Subject: Re: [boost] [lockfree] Faster ring-buffer queue implementation
From: Gavin Lambert (gavinl_at_[hidden])
Date: 2014-01-16 18:07:06
On 16/01/2014 22:06, Quoth Alexander Krizhanovsky:
> The queue requires thread local pointers to head and tail (the same
> approach is used in LMAX Disruptor). Since each thread can have access
> to many queues, then the local pointers are implemented as an array of
> ThrPos structures and the array is a member of particular queue
> instance. However, to quickly access the queue we need small consequent
> thread identifiers.
> For example if we have two threads with identifiers 0 and 1 and two
> queues Q0 and Q1, then the thread will access their local pointers
> through Q0.thr_p_ and Q0.thr_p_ for first queue and Q1.thr_p_
> and Q1.thr_p_ for the second queue.
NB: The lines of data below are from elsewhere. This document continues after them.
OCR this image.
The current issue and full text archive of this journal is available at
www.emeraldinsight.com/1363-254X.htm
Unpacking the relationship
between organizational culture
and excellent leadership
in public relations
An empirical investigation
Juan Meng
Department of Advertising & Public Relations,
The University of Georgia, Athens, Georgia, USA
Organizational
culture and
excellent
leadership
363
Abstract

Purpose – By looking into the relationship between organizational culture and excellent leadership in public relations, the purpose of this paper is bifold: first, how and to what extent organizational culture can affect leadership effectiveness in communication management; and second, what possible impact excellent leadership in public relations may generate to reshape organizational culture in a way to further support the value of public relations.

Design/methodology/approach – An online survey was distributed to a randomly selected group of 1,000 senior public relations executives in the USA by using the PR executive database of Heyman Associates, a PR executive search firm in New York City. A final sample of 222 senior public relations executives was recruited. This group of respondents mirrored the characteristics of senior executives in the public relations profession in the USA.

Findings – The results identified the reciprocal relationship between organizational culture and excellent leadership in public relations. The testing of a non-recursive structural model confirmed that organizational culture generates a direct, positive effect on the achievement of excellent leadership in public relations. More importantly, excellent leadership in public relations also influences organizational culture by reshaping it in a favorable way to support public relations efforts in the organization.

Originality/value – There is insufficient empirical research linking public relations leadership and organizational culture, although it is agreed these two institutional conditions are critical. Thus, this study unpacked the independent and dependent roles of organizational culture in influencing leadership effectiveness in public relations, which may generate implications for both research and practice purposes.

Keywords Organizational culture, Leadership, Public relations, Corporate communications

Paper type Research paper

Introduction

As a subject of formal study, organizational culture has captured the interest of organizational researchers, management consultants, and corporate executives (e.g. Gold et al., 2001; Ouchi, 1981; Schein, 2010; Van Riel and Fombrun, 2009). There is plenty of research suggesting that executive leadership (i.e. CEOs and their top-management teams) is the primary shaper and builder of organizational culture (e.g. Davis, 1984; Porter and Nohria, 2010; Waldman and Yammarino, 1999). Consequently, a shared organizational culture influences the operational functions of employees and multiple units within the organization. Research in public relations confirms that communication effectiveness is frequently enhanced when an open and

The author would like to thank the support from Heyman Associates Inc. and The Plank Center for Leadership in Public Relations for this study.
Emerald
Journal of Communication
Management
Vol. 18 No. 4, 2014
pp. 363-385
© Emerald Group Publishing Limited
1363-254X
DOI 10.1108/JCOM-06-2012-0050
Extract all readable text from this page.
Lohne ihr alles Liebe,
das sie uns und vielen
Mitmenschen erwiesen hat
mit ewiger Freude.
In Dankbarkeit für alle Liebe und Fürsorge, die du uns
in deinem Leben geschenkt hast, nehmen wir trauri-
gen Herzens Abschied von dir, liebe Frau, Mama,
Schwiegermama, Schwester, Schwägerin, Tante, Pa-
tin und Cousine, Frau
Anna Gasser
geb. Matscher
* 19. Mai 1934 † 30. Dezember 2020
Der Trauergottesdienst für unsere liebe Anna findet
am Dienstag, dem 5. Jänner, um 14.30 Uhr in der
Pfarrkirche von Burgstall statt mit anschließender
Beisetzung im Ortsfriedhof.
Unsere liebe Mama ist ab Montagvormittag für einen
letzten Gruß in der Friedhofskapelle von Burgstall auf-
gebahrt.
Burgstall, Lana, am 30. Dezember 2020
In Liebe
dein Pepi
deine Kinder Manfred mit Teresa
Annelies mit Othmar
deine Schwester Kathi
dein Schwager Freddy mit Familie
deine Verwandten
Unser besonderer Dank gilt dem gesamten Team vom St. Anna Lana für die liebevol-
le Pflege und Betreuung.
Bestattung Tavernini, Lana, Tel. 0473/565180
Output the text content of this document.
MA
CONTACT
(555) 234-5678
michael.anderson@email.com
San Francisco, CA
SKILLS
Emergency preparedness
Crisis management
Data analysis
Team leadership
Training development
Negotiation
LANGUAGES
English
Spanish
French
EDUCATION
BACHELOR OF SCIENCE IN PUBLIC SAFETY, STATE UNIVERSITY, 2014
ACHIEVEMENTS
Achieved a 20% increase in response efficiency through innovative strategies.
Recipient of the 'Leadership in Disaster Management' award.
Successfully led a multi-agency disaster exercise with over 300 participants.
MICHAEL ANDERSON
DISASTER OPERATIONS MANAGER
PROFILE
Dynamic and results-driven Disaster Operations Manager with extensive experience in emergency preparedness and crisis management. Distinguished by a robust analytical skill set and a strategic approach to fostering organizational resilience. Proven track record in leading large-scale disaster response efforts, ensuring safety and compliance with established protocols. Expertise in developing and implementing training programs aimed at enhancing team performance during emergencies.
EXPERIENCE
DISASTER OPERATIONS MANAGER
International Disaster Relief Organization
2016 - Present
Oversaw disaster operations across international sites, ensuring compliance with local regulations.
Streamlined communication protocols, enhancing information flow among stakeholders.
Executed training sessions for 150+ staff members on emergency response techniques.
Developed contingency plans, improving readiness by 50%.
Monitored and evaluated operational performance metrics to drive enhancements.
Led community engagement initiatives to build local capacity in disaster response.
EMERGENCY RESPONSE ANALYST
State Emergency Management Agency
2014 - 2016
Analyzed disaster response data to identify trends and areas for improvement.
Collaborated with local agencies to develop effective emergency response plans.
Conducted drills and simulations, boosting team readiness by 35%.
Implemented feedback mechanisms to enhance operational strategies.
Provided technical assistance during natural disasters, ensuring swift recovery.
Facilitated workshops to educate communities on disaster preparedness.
This can be continued to
> arbitrary number of threads and queues. We only need to know on the
> queue construction how many threads will be using it.
What I don't like is the idea that a given thread is always "thread 1".
Imagine a situation where you have an existing queue that's already
used by one producer and one consumer, each of which is already "thread
0". Now another producer thread is added; this of necessity must be
thread 1. But that thread is also a consumer of another SPSC queue --
and yet that second queue must be declared as having two consumers,
despite "consumer thread 0" not existing for it.
Granted it's only a small memory wastage in this case (trivial next to
the cache alignment), but keeping all the thread ids straight in a
complex web of queues could get messy, plus having to lie to the queue
about how many producers and consumers it actually has, making it do
I'd be happier if the thread id were a parameter to push/pop instead of
using thread local data for that -- even thread-local is *too* global
for this. (Since producer and consumer ids are independent, the id is
only needed in that one spot anyway.)
>> And interleaving the per-thread head/tail indexes seems vulnerable to
>> false sharing.)
> False sharing is bad due to costly requests for ownership message of
> cache coherence protocol. tail and head pointers are modified only by
> the owning thread which is preferably should be binded to particular CPU
> (however, OS scheduler doesn't reschedule a thread to other CPU without
> need). Other threads/CPUs are only reads tail/head pointers of the thread.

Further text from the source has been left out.